Former dictator Jean-Claude "Baby Doc" Duvalier leaves the civil court house with his wife in Port-au-Prince on January 18, 2011.

© 2011 Reuters

(Port-au-Prince) - The government of Haiti should be encouraged and supported in its decision to move forward with the prosecution of the former dictator Jean‑Claude "Baby Doc" Duvalier for grave violations of human rights, Human Rights Watch said today at the end of a mission to the country.

Duvalier returned to Haiti on January 16, 2011, after nearly 25 years in exile. He was quickly charged with embezzlement and human rights crimes allegedly committed during his 15-year tenure.

"Haitians who suffered under Duvalier's rule deserve justice, and all Haitians deserve to know what happened during that dark period," said Reed Brody, counsel with Human Rights Watch. "A fair trial for Jean‑Claude Duvalier could help restore Haitians' faith in a justice system that has almost always shielded the perpetrators of the worst atrocities."

Human Rights Watch said that the Haitian government appeared determined to move forward with the prosecution, but would face many obstacles, including the fragility of its justice system. The offer to assist Haiti with the case from the United Nations high commissioner for human rights, Navi Pillay, was extremely helpful, and other international actors should follow her lead, Human Rights Watch said. Human Rights Watch has provided Haitian authorities with all its reports on the Duvalier period.

During his tenure, from 1971 to 1986, Duvalier commanded a network of security forces that committed serious human rights violations, including arbitrary detentions, torture, "disappearances," rape, and summary executions. Thousands of Haitians were victims of extrajudicial killings or otherwise died from torture or inhuman detention conditions. Many more were forced to flee the country, building the modern Haitian diaspora. The human rights violations during Duvalier's rule, if shown to be part of a widespread or systematic attack against a sector of the population, would constitute crimes against humanity.

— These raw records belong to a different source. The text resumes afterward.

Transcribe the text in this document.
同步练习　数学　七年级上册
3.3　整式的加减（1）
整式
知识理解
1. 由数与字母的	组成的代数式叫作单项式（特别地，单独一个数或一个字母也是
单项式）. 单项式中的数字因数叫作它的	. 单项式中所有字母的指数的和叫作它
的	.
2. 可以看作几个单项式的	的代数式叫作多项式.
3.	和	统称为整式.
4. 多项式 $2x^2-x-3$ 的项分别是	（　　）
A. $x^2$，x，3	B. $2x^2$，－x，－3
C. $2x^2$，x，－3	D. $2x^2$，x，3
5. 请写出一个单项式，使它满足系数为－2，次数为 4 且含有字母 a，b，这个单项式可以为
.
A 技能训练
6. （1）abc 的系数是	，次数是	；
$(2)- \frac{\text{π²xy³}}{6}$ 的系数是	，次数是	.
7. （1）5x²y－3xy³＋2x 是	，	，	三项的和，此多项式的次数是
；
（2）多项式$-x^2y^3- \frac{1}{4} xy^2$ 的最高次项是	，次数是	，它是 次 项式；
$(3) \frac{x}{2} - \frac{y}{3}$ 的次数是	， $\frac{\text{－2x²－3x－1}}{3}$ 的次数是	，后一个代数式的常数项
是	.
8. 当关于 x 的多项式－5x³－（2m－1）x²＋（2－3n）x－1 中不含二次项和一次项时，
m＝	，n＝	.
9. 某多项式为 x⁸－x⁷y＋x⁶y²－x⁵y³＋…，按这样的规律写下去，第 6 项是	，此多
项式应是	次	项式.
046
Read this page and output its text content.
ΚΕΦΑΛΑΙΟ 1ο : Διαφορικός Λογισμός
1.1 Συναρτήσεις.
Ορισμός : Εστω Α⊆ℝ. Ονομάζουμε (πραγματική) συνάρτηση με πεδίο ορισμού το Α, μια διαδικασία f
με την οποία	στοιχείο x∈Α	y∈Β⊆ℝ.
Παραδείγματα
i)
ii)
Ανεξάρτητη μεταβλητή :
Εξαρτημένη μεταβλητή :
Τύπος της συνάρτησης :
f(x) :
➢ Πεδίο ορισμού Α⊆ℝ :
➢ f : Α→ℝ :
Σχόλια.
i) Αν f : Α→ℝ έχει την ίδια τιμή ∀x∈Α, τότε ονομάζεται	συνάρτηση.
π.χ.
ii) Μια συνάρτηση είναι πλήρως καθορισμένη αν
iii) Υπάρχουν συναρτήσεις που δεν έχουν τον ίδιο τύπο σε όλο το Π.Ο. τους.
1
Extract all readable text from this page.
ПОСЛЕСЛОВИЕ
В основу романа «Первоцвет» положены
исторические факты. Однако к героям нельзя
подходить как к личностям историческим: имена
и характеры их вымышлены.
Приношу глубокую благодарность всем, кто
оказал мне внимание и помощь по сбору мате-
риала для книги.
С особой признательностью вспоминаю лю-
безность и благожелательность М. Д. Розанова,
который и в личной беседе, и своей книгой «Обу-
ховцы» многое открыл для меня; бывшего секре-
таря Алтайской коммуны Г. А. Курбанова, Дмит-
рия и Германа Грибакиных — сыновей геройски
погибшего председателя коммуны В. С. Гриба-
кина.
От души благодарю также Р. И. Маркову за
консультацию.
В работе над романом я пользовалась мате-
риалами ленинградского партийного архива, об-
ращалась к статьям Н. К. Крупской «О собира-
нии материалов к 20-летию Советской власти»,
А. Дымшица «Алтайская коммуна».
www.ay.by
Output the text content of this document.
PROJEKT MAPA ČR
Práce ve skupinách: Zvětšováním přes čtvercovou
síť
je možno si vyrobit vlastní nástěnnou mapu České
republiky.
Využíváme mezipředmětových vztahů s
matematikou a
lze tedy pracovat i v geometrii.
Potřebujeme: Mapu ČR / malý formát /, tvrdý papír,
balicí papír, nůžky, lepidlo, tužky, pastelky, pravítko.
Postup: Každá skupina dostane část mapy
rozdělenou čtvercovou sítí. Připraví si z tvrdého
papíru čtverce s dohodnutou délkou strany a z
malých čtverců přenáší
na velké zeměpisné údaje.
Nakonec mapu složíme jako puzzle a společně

Human Rights Watch said that the statute of limitations was not an obstacle to the case against Duvalier. It noted that statutes of limitation did not apply to prosecution for crimes against humanity, and that the Inter-American Court of Human Rights, a body by whose judgments Haiti is legally bound, has held repeatedly that in light of states' obligations to investigate and prosecute serious violations under the American Convention on Human Rights, statutes of limitations are inadmissible in connection with gross human rights violations proscribed by international law.

"Countries from Argentina to Uruguay and Bangladesh to Cambodia are prosecuting human rights crimes from decades ago," Brody said. "There is no reason why Haiti cannot do the same."